Five Cent Driftwood House:Hsieh Li-hsiang's Fantasy World
Yang Ling-yuan / tr. by Chris Nelson
October 2006

Over the last several years, pecu-liar buildings have been popping up around Taiwan. Irregular exteriors, plus a postmodern collage work of earthenware and clay sculptures mounted onto discarded materials like charred bricks, driftwood, dried branches, stone and even oyster shells, transform them into artistic spaces brimming with originality and intrigue thanks to the designer's ingenious placement.
Six bizarre buildings in as many years, located in Tainan, Chiayi, Taichung and finally Taipei, have been discovered by stunned passersby, each building larger and stranger than the last. It's a restaurant chain with a unique name--Five Cent Driftwood House. One day when Hsieh Li-hsiang, the buildings' designer, was gathering driftwood by the sea, she happened upon an old 50-cent coin embedded in a piece of driftwood, and this event sparked her grand architectural dream.
Over the course of many years, Hsieh Li-hsiang has created from scratch a series of buildings in which meals can be served. Amazingly, she had never studied architecture and had no sound artistic groundwork other than two years of learning pottery making. She has built her buildings relying solely on her intuition, improving through constant trial and error. Thus, from nothing, she has originated one of the most striking chapters in Taiwan's architectural history.
In Taipei's Neihu District, an odd-looking building draws the gaze of commuting motorists. Standing at the base of the 1650-square-meter building, one sees gargantuan helical columns climbing upward three stories toward two spiral-adorned conical roofs, upon each of which is mounted an abstract female figure.
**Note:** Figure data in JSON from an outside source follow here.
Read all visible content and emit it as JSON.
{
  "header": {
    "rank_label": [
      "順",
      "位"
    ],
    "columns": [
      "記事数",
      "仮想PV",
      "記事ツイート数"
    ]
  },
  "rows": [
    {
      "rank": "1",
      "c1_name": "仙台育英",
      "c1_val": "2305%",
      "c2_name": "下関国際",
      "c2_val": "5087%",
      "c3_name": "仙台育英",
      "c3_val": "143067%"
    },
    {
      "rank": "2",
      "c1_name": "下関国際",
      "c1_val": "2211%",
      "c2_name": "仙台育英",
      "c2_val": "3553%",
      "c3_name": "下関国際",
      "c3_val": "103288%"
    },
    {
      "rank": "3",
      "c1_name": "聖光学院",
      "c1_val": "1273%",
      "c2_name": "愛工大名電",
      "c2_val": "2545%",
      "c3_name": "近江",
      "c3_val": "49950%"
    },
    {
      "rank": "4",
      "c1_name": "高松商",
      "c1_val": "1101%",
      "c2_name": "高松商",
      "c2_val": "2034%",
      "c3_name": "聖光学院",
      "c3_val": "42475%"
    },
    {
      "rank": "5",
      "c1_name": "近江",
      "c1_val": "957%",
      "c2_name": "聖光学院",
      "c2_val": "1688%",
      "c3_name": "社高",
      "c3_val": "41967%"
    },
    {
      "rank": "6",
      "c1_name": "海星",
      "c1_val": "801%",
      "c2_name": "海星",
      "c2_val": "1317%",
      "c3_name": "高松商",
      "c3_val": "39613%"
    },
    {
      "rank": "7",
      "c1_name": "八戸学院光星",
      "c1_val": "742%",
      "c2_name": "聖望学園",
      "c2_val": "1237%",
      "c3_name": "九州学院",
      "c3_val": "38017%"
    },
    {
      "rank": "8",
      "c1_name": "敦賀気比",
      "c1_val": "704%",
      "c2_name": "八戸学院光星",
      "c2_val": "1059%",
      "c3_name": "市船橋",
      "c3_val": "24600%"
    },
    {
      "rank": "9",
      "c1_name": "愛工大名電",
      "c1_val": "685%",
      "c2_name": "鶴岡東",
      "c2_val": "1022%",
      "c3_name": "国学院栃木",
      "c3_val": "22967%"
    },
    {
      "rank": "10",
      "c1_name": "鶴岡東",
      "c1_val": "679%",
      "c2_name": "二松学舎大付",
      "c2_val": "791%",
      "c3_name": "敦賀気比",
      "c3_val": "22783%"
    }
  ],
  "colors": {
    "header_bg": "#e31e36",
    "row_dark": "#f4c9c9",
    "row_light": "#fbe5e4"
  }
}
One must observe from a distance to make out the full structure of the building: two long-haired dancers with billowing skirts.
At night, points of atmospheric lighting make this four-story building appear even more bizarre. Young trend-seekers made special trips here thinking it was a newly opened dance club, but upon walking into the sloped, winding entrance and arriving at the counter on the second floor, they discovered it to be a restaurant. The interior fittings are even more exaggerated and fanciful than on the outside: long hair of sculpted clay flowing downwards naturally from the ceilings envelops the entire building like moonlight; beneath it, a two-story tall iron sculpture of a woman looks down upon a shallow fishpond on the first floor like Mother Earth bursting forth with compassion for all of creation.
After paying the bill, diners enjoy taking the open staircase to tour the building floor by floor and see the antiques and sculptures placed arbitrarily about. The earthenware images of wildly dancing women, the iron sculpture of a female hair dancer, flowers and waving hair sculpted from clay, and feminine figures slapped together out of old wood and branches kindle passionate exchanges, as if in the gallery of a famous artist. Some may assume that the artworks filling the restaurant are the creations of several artists working together. In fact, the pieces large and small--including even the earthenware crockery offered to patrons--are the work of Hsieh's hands.

For Hsieh, who has few material needs, creating is the most important thing in her life. It is the wellspring that nourishes her.
A colorful umbrella skirt
With no college background in art, Hsieh was once unaware of her inborn artistic sense. But when she started creating she was awakened to her own potential, finding that she could see female forms in pieces of driftwood longing for someone to carve them out, or could place building materials and artworks in ideal positions without measurement or planning.
Her family was poor and had other priorities, so they paid little attention to her childhood love of painting. She has an indelible memory of her mother sewing her a short, colorful skirt out of pieces of cloth from old umbrellas; she gazed elatedly at this beautiful skirt for ages. This was perhaps the key that unlocked her creativity.
When Hsieh was in elementary school, she chose to record her daily life in drawings in a journal that she handed in to her teacher each day. Her teacher thus discovered her artistic gift. By the time she completed junior high school, she had been the perpetual top choice to represent her class in painting contests. But, growing up in the countryside of Tainan County, she had no opportunity to enter a big city art school.
On graduating from junior high, Hsieh bade adieu to school life, concluding her brief engagement with art. After that she whiled away much of her time in her hometown, just hoping for a good husband with whom to raise children and live the life expected of a woman. Until 15 years ago, that is, when, aged 27, she reentered the field of art creation with a major project that most people would not think of taking on--building two houses. Although this action became the butt of villagers' jokes, the houses, enclosed by walls made of shells and red bricks, nevertheless became the most eye-catching structures in the village. She thus developed an interest that fueled her long-hidden creativity.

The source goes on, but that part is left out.